Specifically our method showed a precision of less than 4.8% determined from data collected over a period of two years. It has a limit of detection of 0.28 ng/dL, it shows no significant difference to establishment of logical reference methods.
One of the advantages of having this method standardized to CDC standardization programs is that data produced by our method can easily be compared to data produced by other assays, also standardized to the CDC standardization program, and this was not possible before.
So, for example, if another laboratory with a standardized method wants to know how their data compares to the national average, they can easily perform such a comparison using the data mentioned in our study.
ince the CDC is monitoring the US population over so many years, how do you deal with changing analytical methods over the decades?
Well, changing analytical methods in multiyear studies can result in changes in measurement accuracy. As a consequence, shifts in data can be observed suggesting shifts in biomarker values in that particular study population, while in fact the shift is solely related to changes in the analytical method. This is a problem for all longitudinal studies, not just NHANES and the investigators need to be aware of that potential problem.

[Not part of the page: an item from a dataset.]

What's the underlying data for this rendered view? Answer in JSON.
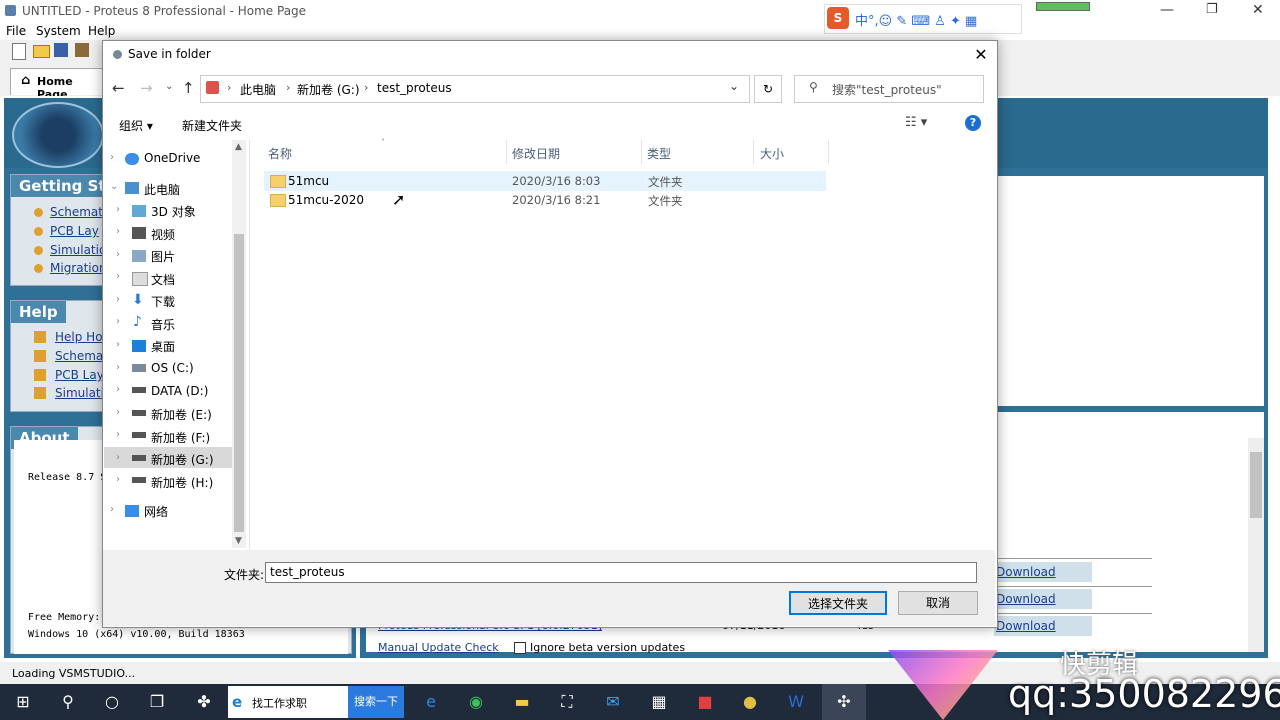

Now the problem can be addressed and resolved through standardization programs that monitor measurement accuracy over time. An example is, CDC standardization programs provide samples with target values assigned by a reference method, and the principal investigators can add these samples to their study as blind quality control samples for example, and monitor the accuracy over long period of times.

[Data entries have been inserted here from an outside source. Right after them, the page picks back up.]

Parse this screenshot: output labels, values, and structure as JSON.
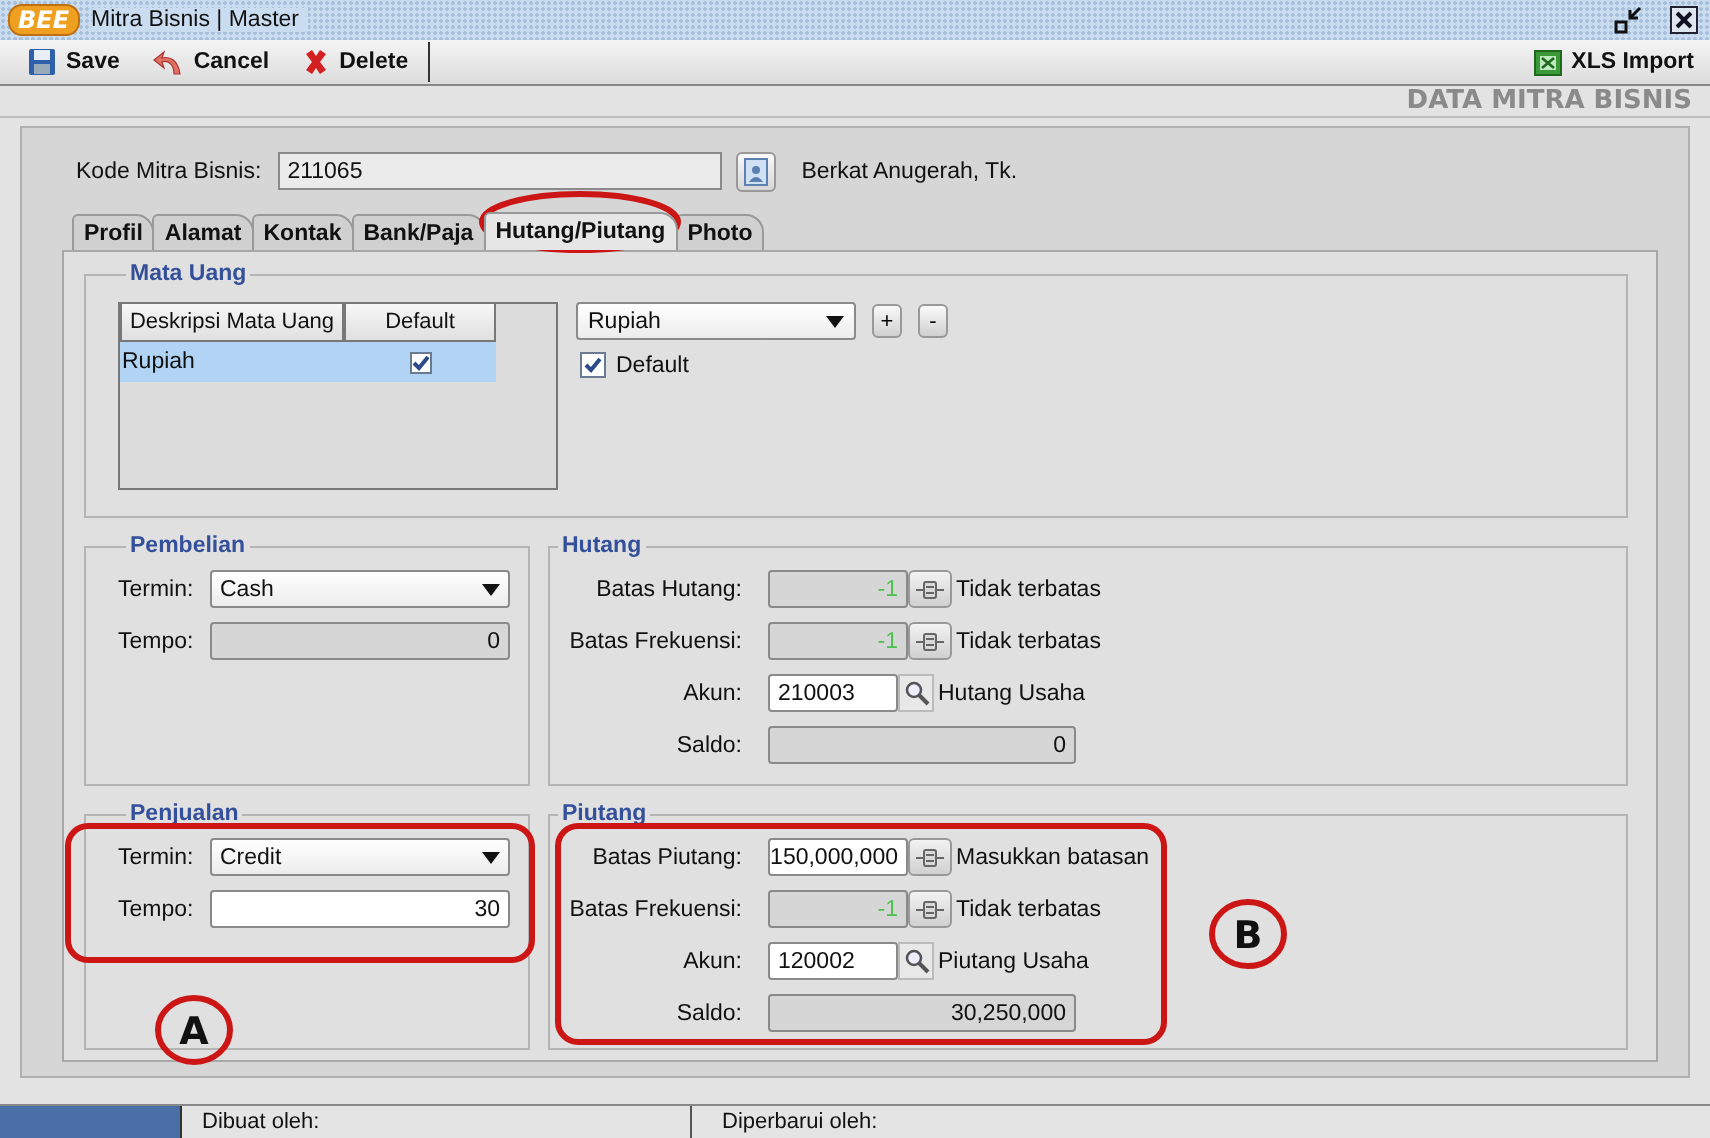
{
  "window": {
    "logo": "BEE",
    "title": "Mitra Bisnis | Master"
  },
  "toolbar": {
    "buttons": [
      {
        "kind": "save",
        "label": "Save"
      },
      {
        "kind": "cancel",
        "label": "Cancel"
      },
      {
        "kind": "delete",
        "label": "Delete"
      }
    ],
    "import_button": "XLS Import"
  },
  "header": "DATA MITRA BISNIS",
  "kode": {
    "label": "Kode Mitra Bisnis:",
    "value": "211065",
    "partner_name": "Berkat Anugerah, Tk."
  },
  "tabs": [
    {
      "label": "Profil",
      "selected": false
    },
    {
      "label": "Alamat",
      "selected": false
    },
    {
      "label": "Kontak",
      "selected": false
    },
    {
      "label": "Bank/Paja",
      "selected": false
    },
    {
      "label": "Hutang/Piutang",
      "selected": true
    },
    {
      "label": "Photo",
      "selected": false
    }
  ],
  "mata_uang": {
    "title": "Mata Uang",
    "columns": [
      "Deskripsi Mata Uang",
      "Default"
    ],
    "rows": [
      {
        "description": "Rupiah",
        "default": true,
        "selected": true
      }
    ],
    "currency": "Rupiah",
    "add": "+",
    "remove": "-",
    "default_label": "Default",
    "default_checked": true
  },
  "pembelian": {
    "title": "Pembelian",
    "fields": [
      {
        "kind": "select",
        "label": "Termin:",
        "value": "Cash",
        "disabled": false
      },
      {
        "kind": "number",
        "label": "Tempo:",
        "value": "0",
        "disabled": true
      }
    ]
  },
  "hutang": {
    "title": "Hutang",
    "fields": [
      {
        "kind": "limit",
        "label": "Batas Hutang:",
        "value": "-1",
        "disabled": true,
        "note": "Tidak terbatas"
      },
      {
        "kind": "limit",
        "label": "Batas Frekuensi:",
        "value": "-1",
        "disabled": true,
        "note": "Tidak terbatas"
      },
      {
        "kind": "account",
        "label": "Akun:",
        "value": "210003",
        "disabled": false,
        "note": "Hutang Usaha"
      },
      {
        "kind": "amount",
        "label": "Saldo:",
        "value": "0",
        "disabled": true
      }
    ]
  },
  "penjualan": {
    "title": "Penjualan",
    "fields": [
      {
        "kind": "select",
        "label": "Termin:",
        "value": "Credit",
        "disabled": false
      },
      {
        "kind": "number",
        "label": "Tempo:",
        "value": "30",
        "disabled": false
      }
    ]
  },
  "piutang": {
    "title": "Piutang",
    "fields": [
      {
        "kind": "limit",
        "label": "Batas Piutang:",
        "value": "150,000,000",
        "disabled": false,
        "note": "Masukkan batasan"
      },
      {
        "kind": "limit",
        "label": "Batas Frekuensi:",
        "value": "-1",
        "disabled": true,
        "note": "Tidak terbatas"
      },
      {
        "kind": "account",
        "label": "Akun:",
        "value": "120002",
        "disabled": false,
        "note": "Piutang Usaha"
      },
      {
        "kind": "amount",
        "label": "Saldo:",
        "value": "30,250,000",
        "disabled": true
      }
    ]
  },
  "status_bar": {
    "created_label": "Dibuat oleh:",
    "updated_label": "Diperbarui oleh:"
  },
  "annotations": [
    "A",
    "B"
  ]
}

At the same time, laboratories can participate in these programs, for example, the CDC has Lipid Standardization Program, and there they can monitor the performance themselves over long periods of time. And these approaches have successfully been used for blood lipids, and are currently available also for testosterone, estradiol, and vitamin D.

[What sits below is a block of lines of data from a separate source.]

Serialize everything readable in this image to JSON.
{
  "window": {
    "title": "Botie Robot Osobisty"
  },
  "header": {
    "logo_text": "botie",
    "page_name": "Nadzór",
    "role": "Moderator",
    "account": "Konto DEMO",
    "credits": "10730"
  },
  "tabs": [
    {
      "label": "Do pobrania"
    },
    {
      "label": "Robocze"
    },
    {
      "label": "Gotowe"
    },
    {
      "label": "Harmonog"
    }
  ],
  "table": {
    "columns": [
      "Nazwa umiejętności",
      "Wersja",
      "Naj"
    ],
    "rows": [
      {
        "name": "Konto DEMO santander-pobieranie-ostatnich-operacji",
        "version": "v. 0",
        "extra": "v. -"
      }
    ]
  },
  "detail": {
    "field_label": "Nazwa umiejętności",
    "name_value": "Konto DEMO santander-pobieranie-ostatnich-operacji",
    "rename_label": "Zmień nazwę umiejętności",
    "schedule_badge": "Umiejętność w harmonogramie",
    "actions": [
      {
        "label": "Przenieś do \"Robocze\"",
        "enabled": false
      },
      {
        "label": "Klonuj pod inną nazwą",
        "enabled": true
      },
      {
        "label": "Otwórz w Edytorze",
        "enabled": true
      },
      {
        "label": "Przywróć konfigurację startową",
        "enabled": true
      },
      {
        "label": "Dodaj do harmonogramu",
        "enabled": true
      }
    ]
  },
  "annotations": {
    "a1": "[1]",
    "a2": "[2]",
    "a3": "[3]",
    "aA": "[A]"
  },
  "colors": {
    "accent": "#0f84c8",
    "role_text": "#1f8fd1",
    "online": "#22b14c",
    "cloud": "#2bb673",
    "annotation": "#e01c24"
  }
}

Would it be better to not change methods and have the same slightly wrong answer and consistency, or is it better to always have the most accurate method available even though that changes over time?
If there is an accuracy basis available, it is recommended by organizations such as DASST and other groups to link measurements to that accuracy basis. Now, methodologies can change, technology can change over time, and we need to accommodate these changes. However what we want to do is we want to make sure that the measurement is accurate, independent of the technology being used. And so standardization programs can provide this sort of accuracy assessment to ensure that measurements are accurate over time, independent of the technology being used.
Dr. Herbert Vesper is the Director of Clinical Standardization Programs and the Chief of the Protein Biomarker Laboratory at the CDC in Atlanta. He has been our guest in this podcast from Clinical Chemistry on testosterone concentrations in the US population. I am Bob Barrett. Thanks for listening!